SÜREKLİ bir garda yaşamak. İstasyon bankında oturmak.
Karşılayacağım ve uğurlayacağım kimse olmasa da.
Trenler bana hüzün verir. Kavuşmaları değil de ayrılıkları çağrıştırır. Hele tren istasyonları; kalabalıklardan, seslerden, gülüşmelerden, ağlamalardan sonra gömüldükleri sessizlik. Terk edilen, trenlerin uğramadığı istasyonlar daha da mahzundur. İnsansız ömür sürdürmek nasıl bir ömür törpüsüdür.
Cansızlar için söylediğimiz bir söz vardır: Ah dili olsa da anlatsa. Bu garları, istasyonları Aykut Tankuter dillendirmiş.
İlk kez İstanbul dışında bir küçük istasyona, Arifiye’ye indiğimde şaşırmıştım. Neden? Bir şehri istasyondan tanımak gibi abes bir çabaya girdiğimden mi?..
Garlar, istasyonlar. Hepimizin belleğinde hem bireysel yaşamımızdan kalan anılarda var olur, hem unutamadığımız film karelerinde. İkinci Dünya Savaşı’nı anlatan filmlerde ne kadar çok gar sahnesi vardır.
* * *
TREN. Tek kelimelik bir albüm. Özcan Ağaoğlu/Erhan Gürkan’ın siyah-beyaz fotoğrafları. Şömizin ön kapağında ve arka kapağında bir bilet.
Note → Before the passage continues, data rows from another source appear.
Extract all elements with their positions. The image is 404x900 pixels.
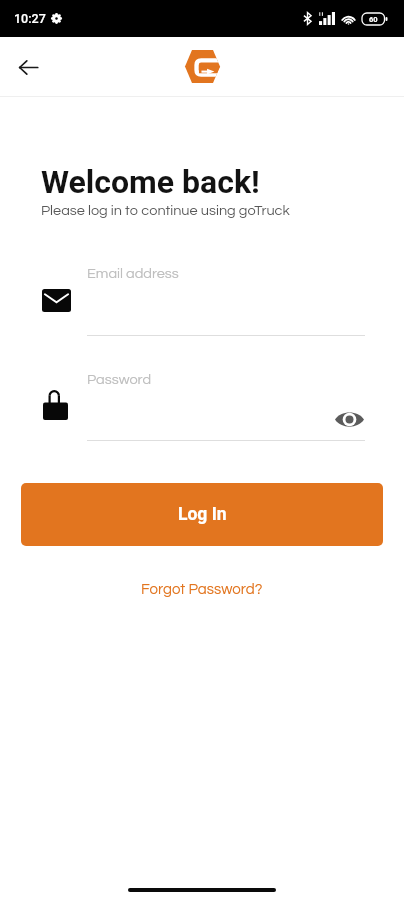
button[interactable]: Back [6, 45, 50, 89]
staticText: 60 [369, 15, 378, 24]
button[interactable]: Show password [330, 400, 368, 438]
staticText: Log In [178, 504, 227, 525]
staticText: Email address [87, 266, 179, 281]
button[interactable]: Forgot Password? [133, 576, 271, 602]
staticText: Password [87, 372, 152, 387]
staticText: Welcome back! [41, 163, 260, 201]
staticText: Forgot Password? [141, 582, 263, 597]
staticText: 10:27 [14, 11, 46, 26]
staticText: Please log in to continue using goTruck [41, 203, 290, 218]
button[interactable]: Log In [21, 483, 383, 546]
Bundan daha büyük çağrışımlı simge ne olabilir ki!
Demiryolculara adadıkları kitabın başına Susan Sontag’ın bir sözünü almışlar:
‘Mallarme dünyadaki her şeyin bir kitapta son bulmak için var olduğunu söylemişti. Bugünse her şey bir fotoğrafta son bulmak için var oluyor...’
Trene dair düşündüklerimi, düşünebileceklerimi zenginleştirdi bu albüm. Hayal gücümün katsayısını artırdı, insan yüzlerinin öyküsünü yazmaya çağırdı beni.
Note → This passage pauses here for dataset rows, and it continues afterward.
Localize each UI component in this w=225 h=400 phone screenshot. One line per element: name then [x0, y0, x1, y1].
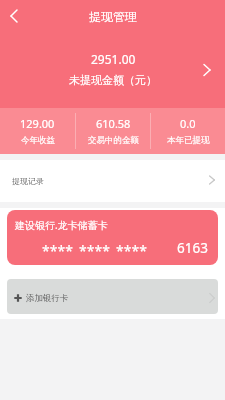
staticText: **** — [116, 241, 147, 260]
staticText: 提现记录 — [12, 176, 44, 186]
button[interactable]: Back — [2, 4, 26, 28]
staticText: 未提现金额（元） — [69, 73, 157, 87]
button[interactable]: 129.00 — [0, 108, 75, 154]
button[interactable]: 0.0 — [151, 108, 225, 154]
staticText: **** — [79, 241, 110, 260]
staticText: 129.00 — [20, 116, 55, 131]
staticText: **** — [42, 241, 73, 260]
staticText: 0.0 — [180, 116, 196, 131]
staticText: 建设银行.龙卡储蓄卡 — [15, 218, 108, 232]
staticText: 610.58 — [96, 116, 131, 131]
staticText: 今年收益 — [21, 135, 55, 146]
button[interactable]: 610.58 — [76, 108, 150, 154]
button[interactable]: 建设银行.龙卡储蓄卡 — [7, 210, 218, 265]
staticText: 本年已提现 — [167, 135, 210, 146]
button[interactable]: Withdraw detail — [195, 58, 219, 82]
staticText: 提现管理 — [89, 9, 137, 24]
button[interactable]: 提现记录 — [0, 160, 225, 202]
staticText: 交易中的金额 — [88, 135, 139, 146]
staticText: 添加银行卡 — [26, 293, 69, 304]
staticText: 6163 — [177, 239, 208, 257]
staticText: 2951.00 — [91, 51, 136, 67]
button[interactable]: 添加银行卡 — [7, 279, 218, 314]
Tren kompartımanlarından Anadolu insanının tarihini yazabilirsiniz, bu fotoğraflara bakarak.
Gürkan’ın dediğine kim katılmaz: Havaalanları da, yolcuları da bakımlıdır. Sahici insan yerine robotlar gibi yürürler. Havaalanındakilerin ellerinde Bond çantaları vardır, azıkları yoktur, trende yiyecekleri.
Ya garlar, karmaşanın sahnelendiği bir oyun gibidir.
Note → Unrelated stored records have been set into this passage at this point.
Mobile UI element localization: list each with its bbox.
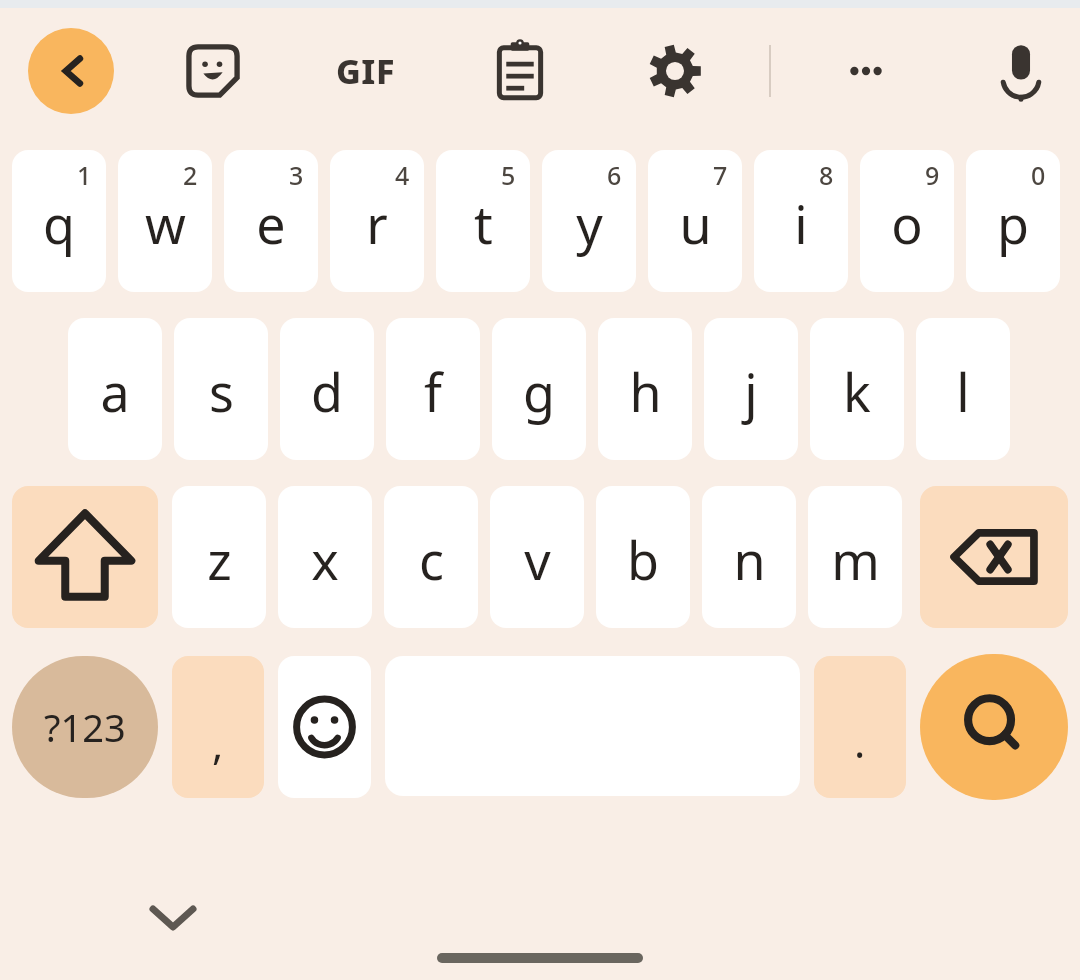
button[interactable]: z [172, 486, 266, 628]
button[interactable]: a [68, 318, 162, 460]
button[interactable]: s [174, 318, 268, 460]
staticText: ?123 [44, 701, 126, 753]
button[interactable]: GIF [322, 28, 408, 114]
staticText: r [366, 188, 388, 259]
staticText: k [843, 356, 871, 427]
button[interactable]: g [492, 318, 586, 460]
staticText: 1 [77, 158, 92, 192]
button[interactable]: ?123 [12, 656, 158, 798]
button[interactable]: o [860, 150, 954, 292]
button[interactable]: Hide keyboard [133, 877, 213, 957]
staticText: 8 [819, 158, 834, 192]
staticText: e [256, 188, 286, 259]
button[interactable]: Voice input [978, 28, 1064, 114]
staticText: q [43, 188, 75, 259]
button[interactable]: v [490, 486, 584, 628]
staticText: m [831, 524, 880, 595]
button[interactable]: i [754, 150, 848, 292]
staticText: w [145, 188, 186, 259]
staticText: f [424, 356, 442, 427]
button[interactable]: w [118, 150, 212, 292]
button[interactable]: p [966, 150, 1060, 292]
staticText: 0 [1031, 158, 1046, 192]
staticText: t [474, 188, 493, 259]
button[interactable]: Emoji [278, 656, 371, 798]
staticText: s [209, 356, 234, 427]
button[interactable]: u [648, 150, 742, 292]
staticText: 2 [183, 158, 198, 192]
button[interactable]: . [814, 656, 906, 798]
button[interactable]: q [12, 150, 106, 292]
staticText: 6 [607, 158, 622, 192]
staticText: v [524, 524, 551, 595]
button[interactable]: Search [920, 654, 1068, 800]
button[interactable]: Backspace [920, 486, 1068, 628]
staticText: u [679, 188, 712, 259]
staticText: 3 [289, 158, 304, 192]
button[interactable]: l [916, 318, 1010, 460]
staticText: , [212, 715, 224, 772]
staticText: p [997, 188, 1029, 259]
staticText: 4 [395, 158, 410, 192]
button[interactable]: b [596, 486, 690, 628]
button[interactable]: h [598, 318, 692, 460]
staticText: 5 [501, 158, 516, 192]
staticText: y [576, 188, 603, 259]
button[interactable]: Shift [12, 486, 158, 628]
button[interactable]: n [702, 486, 796, 628]
staticText: . [854, 713, 866, 770]
staticText: b [627, 524, 659, 595]
staticText: z [207, 524, 232, 595]
button[interactable]: y [542, 150, 636, 292]
staticText: l [956, 356, 970, 427]
button[interactable]: f [386, 318, 480, 460]
button[interactable]: r [330, 150, 424, 292]
staticText: GIF [336, 48, 395, 94]
button[interactable]: c [384, 486, 478, 628]
staticText: n [733, 524, 766, 595]
staticText: c [419, 524, 444, 595]
button[interactable]: Settings [632, 28, 718, 114]
button[interactable]: j [704, 318, 798, 460]
button[interactable]: Back [28, 28, 114, 114]
staticText: 9 [925, 158, 940, 192]
button[interactable]: t [436, 150, 530, 292]
staticText: a [100, 356, 130, 427]
button[interactable]: e [224, 150, 318, 292]
staticText: 7 [713, 158, 728, 192]
staticText: o [891, 188, 923, 259]
button[interactable]: x [278, 486, 372, 628]
button[interactable]: Clipboard [477, 28, 563, 114]
button[interactable]: Stickers [170, 28, 256, 114]
button[interactable]: , [172, 656, 264, 798]
staticText: x [311, 524, 339, 595]
button[interactable]: d [280, 318, 374, 460]
staticText: h [629, 356, 662, 427]
button[interactable]: More options [823, 28, 909, 114]
staticText: i [794, 188, 808, 259]
staticText: j [744, 356, 758, 427]
staticText: d [311, 356, 343, 427]
staticText: g [523, 356, 555, 427]
button[interactable]: m [808, 486, 902, 628]
button[interactable]: k [810, 318, 904, 460]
Ağaoğlu da, ‘Yaşamı rayların üzerinde fotoğraflıyorum’ demiş.
5 yıl 20.000 kilometre. Tutkunun ürünü bunlar.
Gürkan’ın Fırat Ekspresi fotoğrafı, bir köy romanının ilk sayfalarını özetliyor. Öbür fotoğraflara bakarsanız, esin perisi size dargın değilse, bir roman, en azından bir öykü yazabilirsiniz.
Özcan Ağaoğlu’nun Posta’sı vagonun içinden, yok yok eksik söyledim gündelik hayattan bir kare.
Trenlere özgü bir hayattan bahsedilebilir mi? Neden olmasın? Siyasal tarihimizde de, toplumsal tarihimizde de, onsuz hiçbir şeyi anlatamayız.
Bilinen sözü tekrarlamaktan niye kaçınayım? Trenleri görsem, trene binsem, tren yolcularını görsem, Özcan Ağoğlu ile Erhan Gürkan’ın fotoğraflarını anımsayacağım, hemen albümü açıp bakacağım. Gerçekle sanat buluşacak, gördüğümle çekilen örtüşecek. Belki de, trene dair bir yazı için, sadece onların fotoğraflarına bakacağım.